Youssef, seu cunhado e o segurança estavam presos há nove dias, depois que se apresentaram ao delegado Carlos Marcelo Sakuma. Em dezembro Youssef chegou a ficar 17 dias preso também no 3º DP e saiu quando o Tribunal de Justiça (TJ) do Paraná concedeu uma liminar. Ele voltou a ser detido após o TJ julgar o mérito do habeas-corpus para o doleiro.
Peres e Romero estavam foragidos desde cinco de dezembro, quando a Justiça decretou a prisão dos envolvidos, por solicitação do Ministério Público. Anteontem, os três obtiveram o direito de responder ao processo em liberdade por decisão do ministro do Superior Tribunal de Justiça (STJ), Fernando Gonçalves, que concedeu habeas-corpus em caráter liminar aos acusados.
A intenção dos advogados de defesa era libertar Youssef anteontem. Na terça-feira à noite, a advogada Desirée Gomes (mulher do advogado de Youssef, João dos Santos Gomes Filho), não escondeu a irritação com a dificuldade em conseguir o alvará de soltura. Ontem o juiz da 4º Vara Criminal, Arquelau de Araújo Ribas (responsável pelo processo), disse que estava em Londrina e, caso tivesse sido procurado, atenderia a advogada.

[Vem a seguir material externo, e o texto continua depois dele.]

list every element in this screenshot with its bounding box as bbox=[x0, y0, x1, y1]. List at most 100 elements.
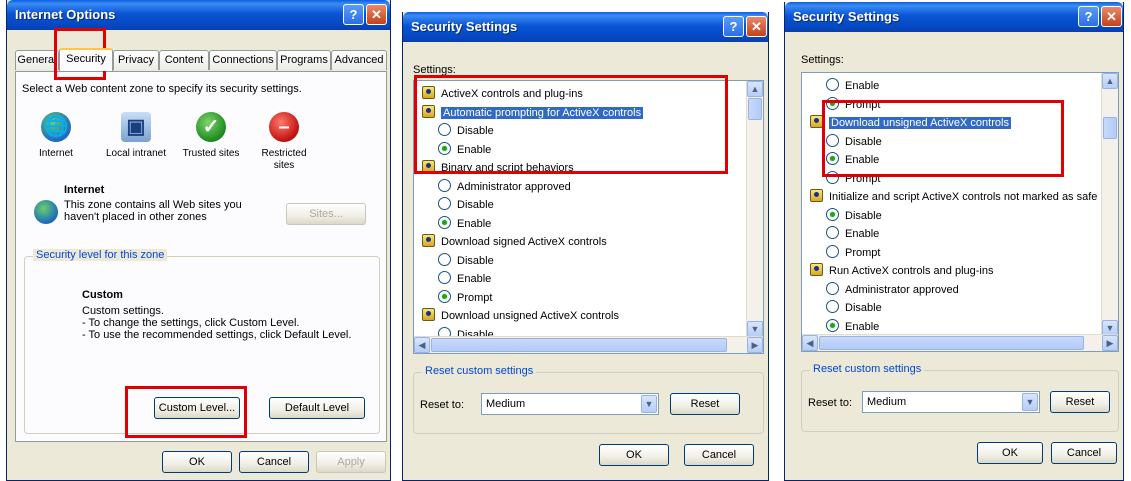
setting-option[interactable]: Enable bbox=[438, 215, 491, 233]
scroll-right-icon[interactable]: ▶ bbox=[747, 337, 763, 353]
radio-button[interactable] bbox=[826, 244, 839, 258]
radio-button[interactable] bbox=[438, 252, 451, 266]
zone-trusted-sites[interactable]: ✓ Trusted sites bbox=[176, 112, 246, 160]
cancel-button[interactable]: Cancel bbox=[1051, 442, 1117, 464]
setting-option[interactable]: Administrator approved bbox=[826, 281, 959, 299]
radio-button[interactable] bbox=[826, 318, 839, 332]
setting-option[interactable]: Prompt bbox=[438, 289, 492, 307]
scroll-thumb[interactable] bbox=[431, 338, 727, 352]
setting-option[interactable]: Disable bbox=[826, 207, 882, 225]
scroll-thumb[interactable] bbox=[1103, 117, 1117, 139]
help-button[interactable]: ? bbox=[343, 4, 364, 25]
setting-option[interactable]: Enable bbox=[826, 318, 879, 336]
radio-button[interactable] bbox=[438, 178, 451, 192]
setting-option[interactable]: Disable bbox=[438, 252, 494, 270]
tab-connections[interactable]: Connections bbox=[209, 50, 277, 70]
radio-button[interactable] bbox=[826, 226, 839, 239]
ok-button[interactable]: OK bbox=[977, 442, 1043, 464]
button-label: OK bbox=[1002, 447, 1018, 459]
scroll-left-icon[interactable]: ◀ bbox=[414, 337, 430, 353]
sites-button[interactable]: Sites... bbox=[286, 203, 366, 225]
window-title: Security Settings bbox=[793, 9, 900, 24]
ok-button[interactable]: OK bbox=[162, 451, 232, 473]
zone-internet[interactable]: 🌐 Internet bbox=[26, 112, 86, 160]
tab-privacy[interactable]: Privacy bbox=[113, 50, 159, 70]
apply-button[interactable]: Apply bbox=[316, 451, 386, 473]
vertical-scrollbar[interactable]: ▲ ▼ bbox=[1101, 73, 1118, 336]
security-settings-titlebar[interactable]: Security Settings bbox=[785, 2, 1123, 32]
ok-button[interactable]: OK bbox=[599, 444, 669, 466]
setting-option[interactable]: Enable bbox=[826, 225, 879, 243]
setting-category[interactable]: Run ActiveX controls and plug-ins bbox=[810, 262, 993, 280]
setting-option[interactable]: Enable bbox=[438, 270, 491, 288]
scroll-left-icon[interactable]: ◀ bbox=[802, 335, 818, 351]
default-level-button[interactable]: Default Level bbox=[269, 397, 365, 419]
tab-content[interactable]: Content bbox=[159, 50, 209, 70]
setting-category-icon bbox=[810, 189, 823, 202]
reset-level-select[interactable]: Medium ▼ bbox=[481, 393, 659, 415]
setting-category[interactable]: Download unsigned ActiveX controls bbox=[422, 307, 619, 325]
selected-zone-description: This zone contains all Web sites you hav… bbox=[64, 199, 242, 223]
reset-button[interactable]: Reset bbox=[670, 393, 740, 415]
scroll-up-icon[interactable]: ▲ bbox=[1102, 73, 1118, 89]
help-button[interactable]: ? bbox=[723, 16, 744, 37]
globe-icon bbox=[34, 200, 58, 224]
reset-level-select[interactable]: Medium ▼ bbox=[862, 391, 1040, 413]
horizontal-scrollbar[interactable]: ◀ ▶ bbox=[802, 334, 1118, 351]
chevron-down-icon[interactable]: ▼ bbox=[1022, 393, 1038, 411]
setting-option[interactable]: Prompt bbox=[826, 244, 880, 262]
scroll-right-icon[interactable]: ▶ bbox=[1102, 335, 1118, 351]
setting-label: Enable bbox=[845, 80, 880, 92]
radio-button[interactable] bbox=[826, 78, 839, 91]
reset-to-label: Reset to: bbox=[420, 399, 465, 411]
tab-advanced[interactable]: Advanced bbox=[331, 50, 387, 70]
help-icon: ? bbox=[729, 19, 738, 34]
setting-option[interactable]: Disable bbox=[826, 299, 882, 317]
tab-general[interactable]: General bbox=[15, 50, 59, 70]
radio-button[interactable] bbox=[438, 215, 451, 229]
chevron-down-icon[interactable]: ▼ bbox=[641, 395, 657, 413]
setting-label: Disable bbox=[457, 254, 494, 267]
radio-button[interactable] bbox=[438, 197, 451, 210]
cancel-button[interactable]: Cancel bbox=[239, 451, 309, 473]
help-button[interactable]: ? bbox=[1078, 6, 1099, 27]
horizontal-scrollbar[interactable]: ◀ ▶ bbox=[414, 336, 763, 353]
scroll-down-icon[interactable]: ▼ bbox=[747, 321, 763, 337]
tab-security[interactable]: Security bbox=[59, 48, 113, 71]
radio-button[interactable] bbox=[826, 300, 839, 313]
restricted-icon: – bbox=[269, 112, 299, 142]
internet-options-titlebar[interactable]: Internet Options bbox=[7, 0, 390, 30]
reset-button[interactable]: Reset bbox=[1050, 391, 1110, 413]
close-icon: ✕ bbox=[371, 7, 382, 22]
vertical-scrollbar[interactable]: ▲ ▼ bbox=[746, 81, 763, 337]
zone-local-intranet[interactable]: ▣ Local intranet bbox=[96, 112, 176, 160]
level-description-1: Custom settings. bbox=[82, 305, 164, 317]
tab-label: Connections bbox=[212, 54, 274, 66]
setting-category-icon bbox=[422, 234, 435, 247]
close-button[interactable]: ✕ bbox=[746, 16, 767, 37]
zone-restricted-sites[interactable]: – Restricted sites bbox=[254, 112, 314, 172]
scroll-thumb[interactable] bbox=[819, 336, 1084, 350]
scroll-thumb[interactable] bbox=[748, 98, 762, 120]
cancel-button[interactable]: Cancel bbox=[684, 444, 754, 466]
setting-option[interactable]: Enable bbox=[826, 77, 879, 95]
window-title: Security Settings bbox=[411, 19, 518, 34]
radio-button[interactable] bbox=[438, 289, 451, 303]
radio-button[interactable] bbox=[826, 281, 839, 295]
scroll-up-icon[interactable]: ▲ bbox=[747, 81, 763, 97]
setting-category[interactable]: Download signed ActiveX controls bbox=[422, 233, 607, 251]
close-button[interactable]: ✕ bbox=[366, 4, 387, 25]
close-button[interactable]: ✕ bbox=[1101, 6, 1122, 27]
zone-label: Restricted sites bbox=[261, 148, 307, 171]
setting-option[interactable]: Administrator approved bbox=[438, 178, 571, 196]
setting-category-icon bbox=[422, 308, 435, 321]
radio-button[interactable] bbox=[826, 207, 839, 221]
security-settings-titlebar[interactable]: Security Settings bbox=[403, 12, 768, 42]
radio-button[interactable] bbox=[438, 271, 451, 284]
setting-option[interactable]: Disable bbox=[438, 196, 494, 214]
level-title: Custom bbox=[82, 289, 123, 301]
button-label: Default Level bbox=[284, 402, 350, 414]
tab-strip: General Security Privacy Content Connect… bbox=[15, 48, 387, 72]
setting-category[interactable]: Initialize and script ActiveX controls n… bbox=[810, 188, 1097, 206]
tab-programs[interactable]: Programs bbox=[277, 50, 331, 70]
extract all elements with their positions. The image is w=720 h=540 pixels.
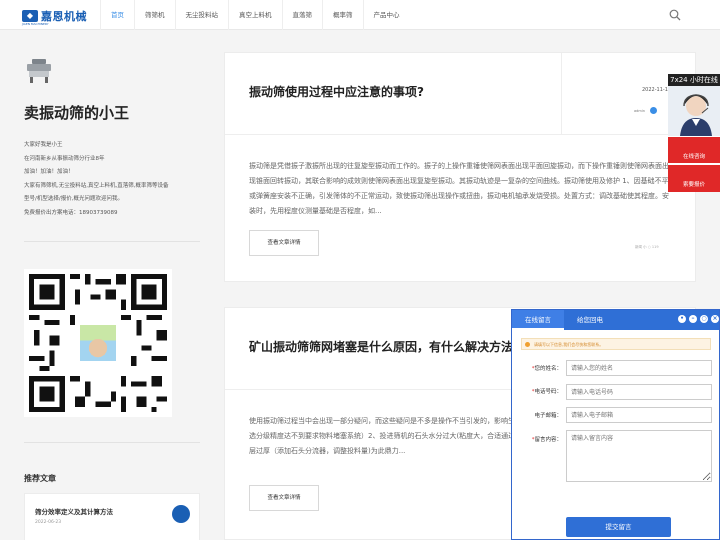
name-input[interactable]: [566, 360, 712, 376]
online-consult-button[interactable]: 在线咨询: [668, 137, 720, 163]
recommend-title: 推荐文章: [24, 474, 56, 483]
article-author: admin: [634, 109, 645, 113]
customer-service-icon: [668, 86, 720, 136]
site-logo[interactable]: ◆ 嘉恩机械 JIAEN MACHINERY: [22, 8, 87, 26]
site-header: ◆ 嘉恩机械 JIAEN MACHINERY 首页 筛筛机 无尘投料站 真空上料…: [0, 0, 720, 30]
nav-item-vacuum-feeder[interactable]: 真空上料机: [228, 0, 282, 30]
intro-line: 加油！加油！加油！: [24, 169, 74, 175]
search-icon[interactable]: [668, 8, 682, 22]
widget-notice-text: 请填写以下信息,我们会尽快和您联系。: [534, 342, 604, 347]
widget-restore-icon[interactable]: ○: [700, 315, 708, 323]
email-label: 电子邮箱：: [534, 413, 562, 419]
view-article-button[interactable]: 查看文章详情: [249, 485, 319, 511]
article-card: 振动筛使用过程中应注意的事项? 2022-11-1 admin 振动筛是凭借振子…: [224, 52, 697, 282]
nav-item-dust-free-station[interactable]: 无尘投料站: [174, 0, 229, 30]
email-input[interactable]: [566, 407, 712, 423]
message-textarea[interactable]: [566, 430, 712, 482]
nav-item-straight-screen[interactable]: 直落筛: [281, 0, 323, 30]
sidebar-divider: [24, 442, 200, 443]
message-widget: 在线留言 给您回电 • – ○ × 请填写以下信息,我们会尽快和您联系。 *您的…: [511, 309, 720, 540]
floating-contact-ad: 7x24 小时在线 在线咨询 索要报价: [668, 74, 720, 192]
notice-icon: [525, 342, 530, 347]
recommend-card-logo-icon: [172, 505, 190, 523]
article-date: 2022-11-1: [642, 87, 668, 93]
article-meta: 新闻 小 ○ 119: [635, 245, 659, 249]
widget-minimize-icon[interactable]: –: [689, 315, 697, 323]
submit-message-button[interactable]: 提交留言: [566, 517, 671, 537]
phone-input[interactable]: [566, 384, 712, 400]
ad-header: 7x24 小时在线: [668, 74, 720, 86]
widget-settings-icon[interactable]: •: [678, 315, 686, 323]
message-label: *留言内容：: [531, 437, 562, 443]
intro-line: 大家好我是小王: [24, 142, 63, 148]
logo-subtitle: JIAEN MACHINERY: [22, 22, 49, 26]
nav-item-home[interactable]: 首页: [100, 0, 134, 30]
article-excerpt: 振动筛是凭借振子激振所出现的往复旋型振动而工作的。振子的上操作重锤使筛网表面出现…: [249, 162, 669, 215]
author-name: 卖振动筛的小王: [24, 104, 130, 122]
widget-close-icon[interactable]: ×: [711, 315, 719, 323]
widget-notice: 请填写以下信息,我们会尽快和您联系。: [521, 338, 711, 350]
intro-line: 在河南新乡从事振动筛分行业8年: [24, 155, 105, 162]
author-dot-icon: [650, 107, 657, 114]
author-intro: 大家好我是小王 在河南新乡从事振动筛分行业8年 加油！加油！加油！ 大家有筛筛机…: [24, 139, 204, 220]
sidebar-divider: [24, 241, 200, 242]
wechat-qr-code: [24, 269, 172, 417]
nav-item-products[interactable]: 产品中心: [362, 0, 410, 30]
nav-item-screener[interactable]: 筛筛机: [134, 0, 175, 30]
intro-line: 免费报价出方案电话：18903739089: [24, 209, 118, 216]
article-header: 振动筛使用过程中应注意的事项? 2022-11-1 admin: [225, 53, 697, 135]
recommend-card-date: 2022-06-23: [35, 520, 62, 525]
name-label: *您的姓名：: [531, 366, 562, 372]
tab-online-message[interactable]: 在线留言: [512, 310, 564, 330]
nav-item-probability-screen[interactable]: 概率筛: [322, 0, 363, 30]
request-quote-button[interactable]: 索要报价: [668, 165, 720, 192]
recommend-card-title[interactable]: 筛分效率定义及其计算方法: [35, 506, 113, 516]
intro-line: 大家有筛筛机,无尘投料站,真空上料机,直落筛,概率筛等设备: [24, 182, 169, 189]
article-title[interactable]: 振动筛使用过程中应注意的事项?: [249, 83, 424, 100]
tab-callback[interactable]: 给您回电: [564, 310, 616, 330]
view-article-button[interactable]: 查看文章详情: [249, 230, 319, 256]
article-title[interactable]: 矿山振动筛筛网堵塞是什么原因，有什么解决方法: [249, 338, 513, 355]
logo-mark-icon: ◆: [22, 10, 38, 22]
recommend-card[interactable]: 筛分效率定义及其计算方法 2022-06-23: [24, 493, 200, 540]
phone-label: *电话号码：: [531, 389, 562, 395]
widget-header: 在线留言 给您回电 • – ○ ×: [512, 310, 719, 330]
main-nav: 首页 筛筛机 无尘投料站 真空上料机 直落筛 概率筛 产品中心: [100, 0, 410, 30]
intro-line: 型号/机型选择/报价,概光问题欢迎问我。: [24, 196, 123, 202]
avatar: [24, 55, 54, 85]
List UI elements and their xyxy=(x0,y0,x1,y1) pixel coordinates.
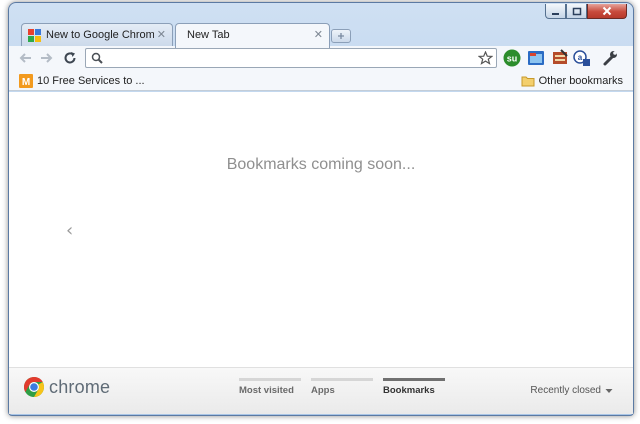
tab-indicator xyxy=(383,378,445,381)
previous-page-arrow[interactable]: ‹ xyxy=(66,220,73,241)
bookmarks-bar: M 10 Free Services to ... Other bookmark… xyxy=(9,71,633,91)
reload-button[interactable] xyxy=(62,50,78,66)
other-bookmarks-label: Other bookmarks xyxy=(538,75,623,87)
toolbar: su a xyxy=(9,46,633,71)
tab-title: New to Google Chrome? - G xyxy=(46,29,154,41)
window-caption-buttons xyxy=(545,4,627,19)
bookmark-item[interactable]: M 10 Free Services to ... xyxy=(19,73,145,89)
extension-icon-2[interactable] xyxy=(527,49,545,67)
search-icon xyxy=(91,52,103,64)
bookmarks-message: Bookmarks coming soon... xyxy=(226,156,416,173)
tab-new-to-google-chrome[interactable]: New to Google Chrome? - G ✕ xyxy=(21,23,173,47)
close-icon xyxy=(602,6,612,16)
chrome-logo-icon xyxy=(24,377,44,397)
forward-button[interactable] xyxy=(39,50,55,66)
star-icon[interactable] xyxy=(478,51,493,65)
recently-closed-label: Recently closed xyxy=(530,385,601,396)
stumbleupon-icon[interactable]: su xyxy=(503,49,521,67)
tab-title: New Tab xyxy=(187,29,230,41)
folder-icon xyxy=(521,76,535,87)
browser-window: New to Google Chrome? - G ✕ New Tab ✕ su xyxy=(8,2,634,416)
address-input[interactable] xyxy=(108,51,468,65)
maximize-icon xyxy=(572,7,581,15)
svg-text:su: su xyxy=(507,54,518,64)
maximize-button[interactable] xyxy=(566,4,587,19)
back-arrow-icon xyxy=(19,53,31,63)
google-favicon xyxy=(28,29,41,42)
chevron-down-icon xyxy=(605,388,613,393)
tab-label: Apps xyxy=(311,385,335,396)
forward-arrow-icon xyxy=(41,53,53,63)
close-window-button[interactable] xyxy=(587,4,627,19)
minimize-button[interactable] xyxy=(545,4,566,19)
tab-label: Most visited xyxy=(239,385,294,396)
other-bookmarks[interactable]: Other bookmarks xyxy=(521,73,623,89)
svg-text:M: M xyxy=(22,77,30,88)
chrome-logo: chrome xyxy=(23,376,110,398)
extension-icon-3[interactable] xyxy=(551,49,569,67)
recently-closed-menu[interactable]: Recently closed xyxy=(530,385,613,396)
extension-icon-4[interactable]: a xyxy=(573,49,591,67)
tab-close-icon[interactable]: ✕ xyxy=(314,28,323,41)
tab-close-icon[interactable]: ✕ xyxy=(157,28,166,41)
bookmark-label: 10 Free Services to ... xyxy=(37,75,145,87)
svg-text:a: a xyxy=(578,53,583,62)
minimize-icon xyxy=(552,12,559,15)
plus-icon xyxy=(338,33,344,39)
tab-indicator xyxy=(239,378,301,381)
new-tab-content: Bookmarks coming soon... ‹ xyxy=(9,92,633,367)
logo-text: chrome xyxy=(49,376,111,397)
reload-icon xyxy=(64,52,76,64)
tab-label: Bookmarks xyxy=(383,385,435,396)
tab-new-tab[interactable]: New Tab ✕ xyxy=(175,23,330,48)
omnibox[interactable] xyxy=(85,48,497,68)
tab-most-visited[interactable]: Most visited xyxy=(239,378,301,396)
tab-bookmarks[interactable]: Bookmarks xyxy=(383,378,445,396)
back-button[interactable] xyxy=(17,50,33,66)
tab-apps[interactable]: Apps xyxy=(311,378,373,396)
new-tab-footer: chrome Most visited Apps Bookmarks Recen… xyxy=(9,367,633,414)
m-favicon: M xyxy=(19,74,33,88)
wrench-icon[interactable] xyxy=(601,49,619,67)
new-tab-button[interactable] xyxy=(331,29,351,43)
tab-indicator xyxy=(311,378,373,381)
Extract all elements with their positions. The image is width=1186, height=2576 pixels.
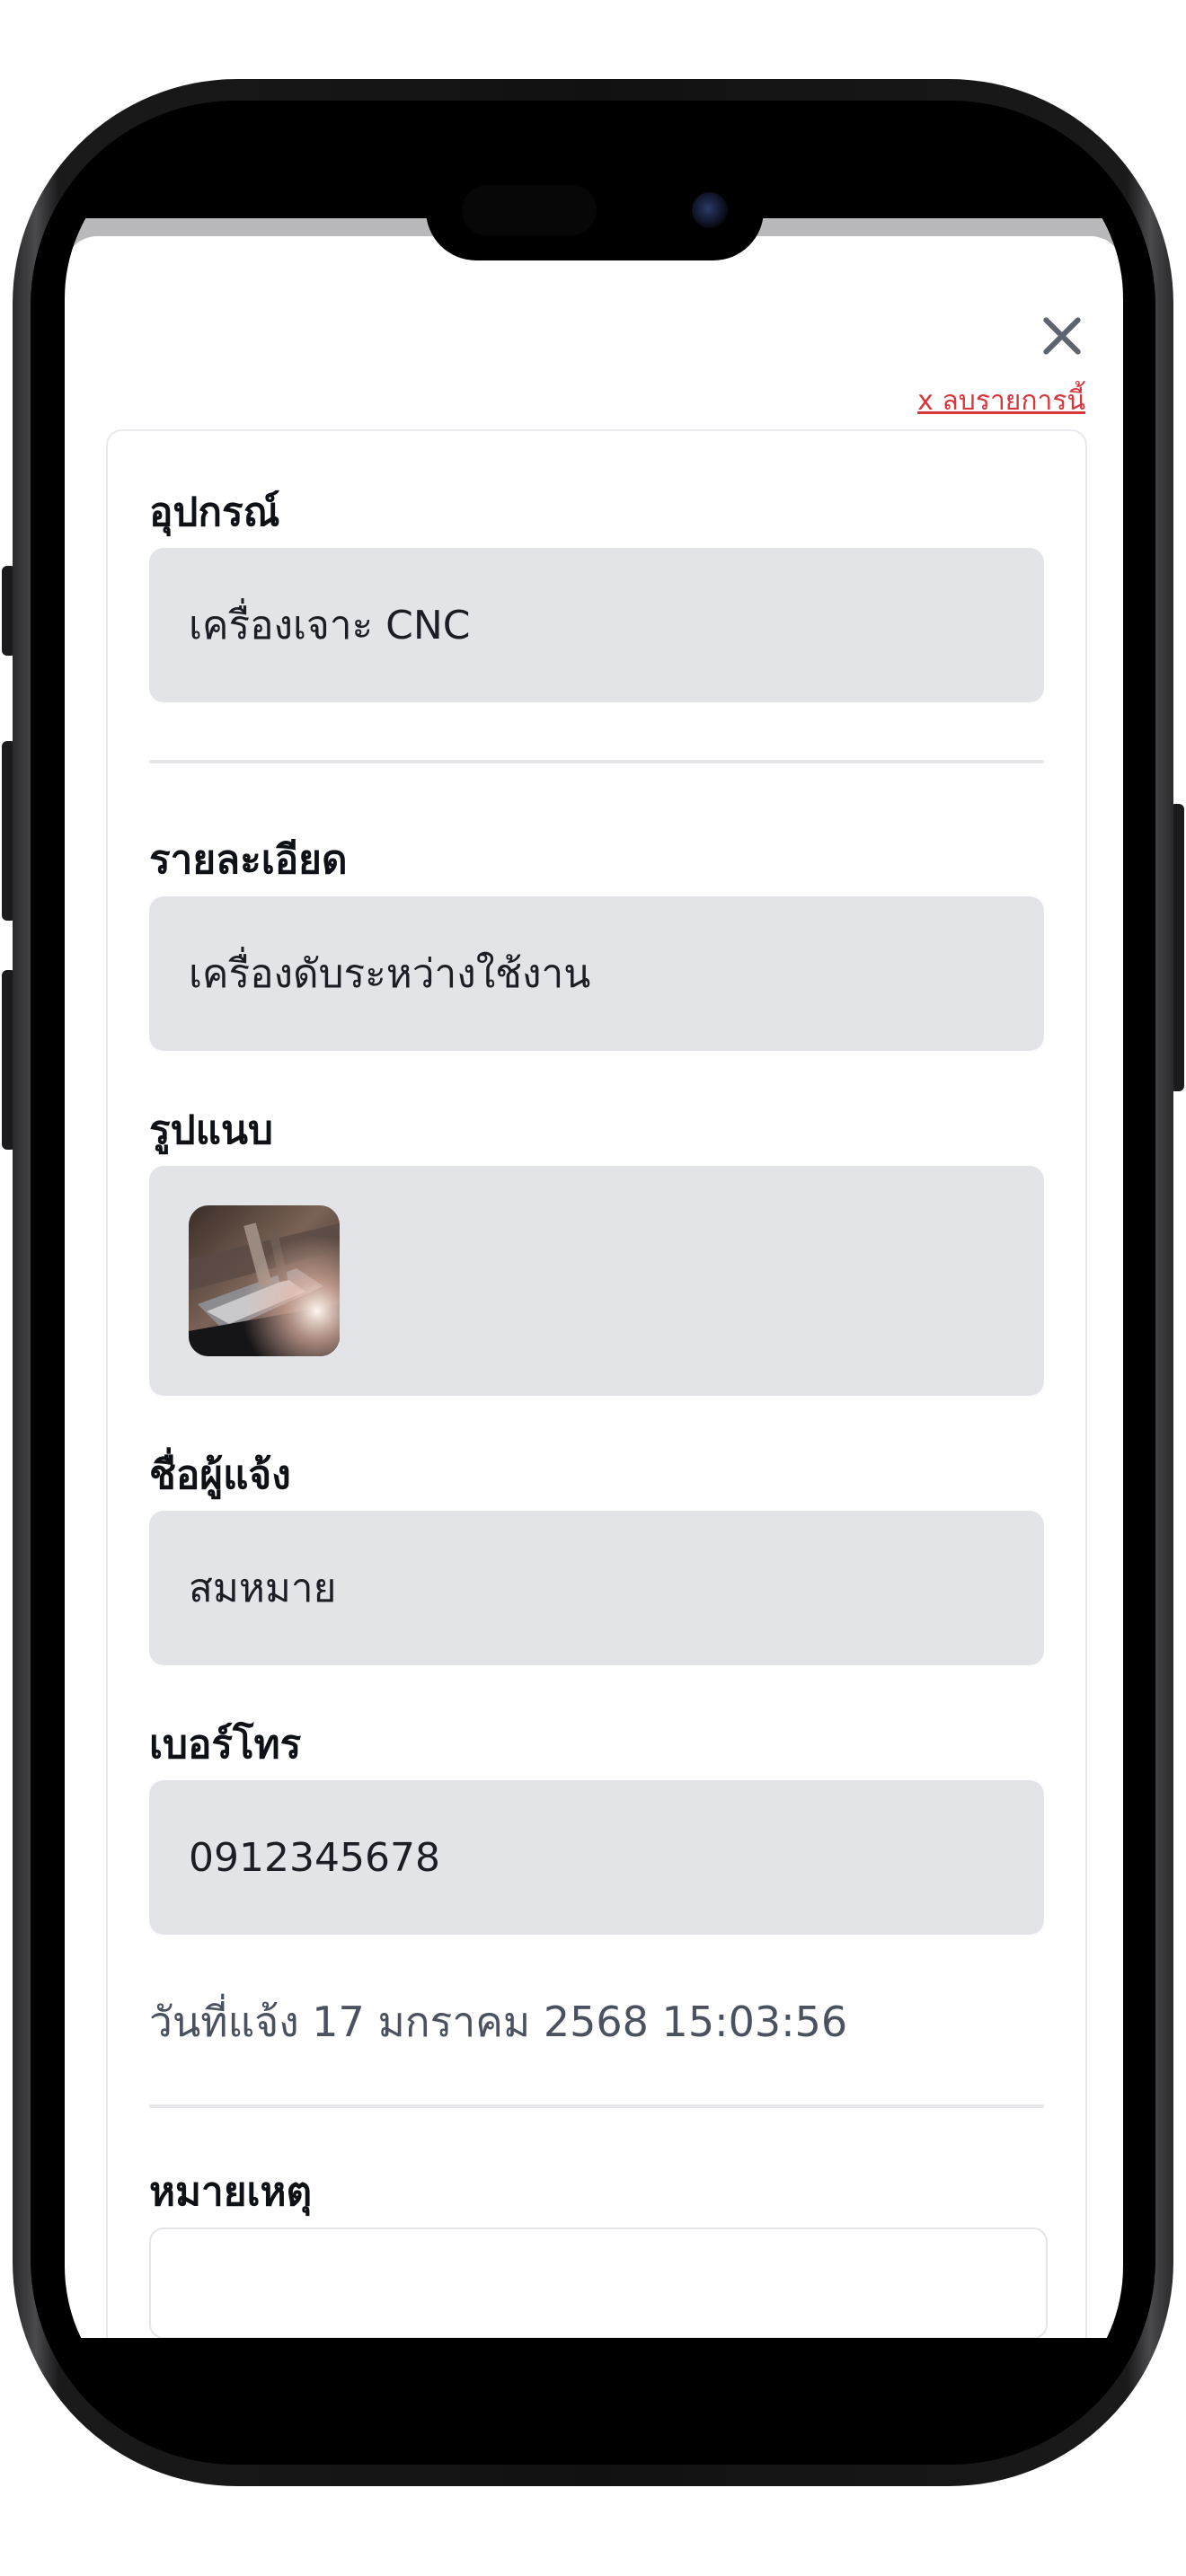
reporter-name-label: ชื่อผู้แจ้ง (149, 1452, 291, 1498)
note-label: หมายเหตุ (149, 2169, 313, 2215)
section-divider (149, 760, 1044, 763)
attachment-field (149, 1166, 1044, 1396)
section-divider (149, 2104, 1044, 2108)
detail-value: เครื่องดับระหว่างใช้งาน (189, 951, 591, 997)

O advogado João Gomes não polemizou sobre o tempo para a expedição do alvará de soltura. Segundo ele, o importante foi conseguir a liberdade para seu cliente. Ele disse ainda que a concessão da liminar representou o restabelecimento do estado democrático de direito.
João Gomes também questionou a prisão de Youssef. ‘‘É preciso refletir sobre o que R$ 120 mil significam num rombo que o Tribunal de Contas limitou em R$ 113 milhões. Pelo que vi na imprensa o Alberto passou a ser resposta por 2 anos e meio de aviltação dos cofres públicos’’, discursou. Ele se referia ao relatório do TC, que apurou que irregularidades na gestão do ex-prefeito Antonio Belinati (sem partido) somam R$ 113 milhões.
O advogado também ironizou a forma como o MP tomou o depoimento dos funcionários do Banestado, que acusaram Youssef pela movimentação de contas fantasmas e disseram que estavam se sentindo ameaçados. Os funcionários depuseram em conjunto na chácara do MP em Londrina.
Segundo João Gomes disse que tem 12 anos de advocacia, mas não tinha resposta para esse procedimento. Segundo o promotor Bruno Galatti, um dos responsáveis pelas investigações, o MP adotou essa alternativa porque todos estavam se sentindo ameaçados e só concordaram em prestar informações se falassem ao mesmo tempo. Galatti disse ainda que o depoimento ocorreu na presença dos advogados dos funcionários.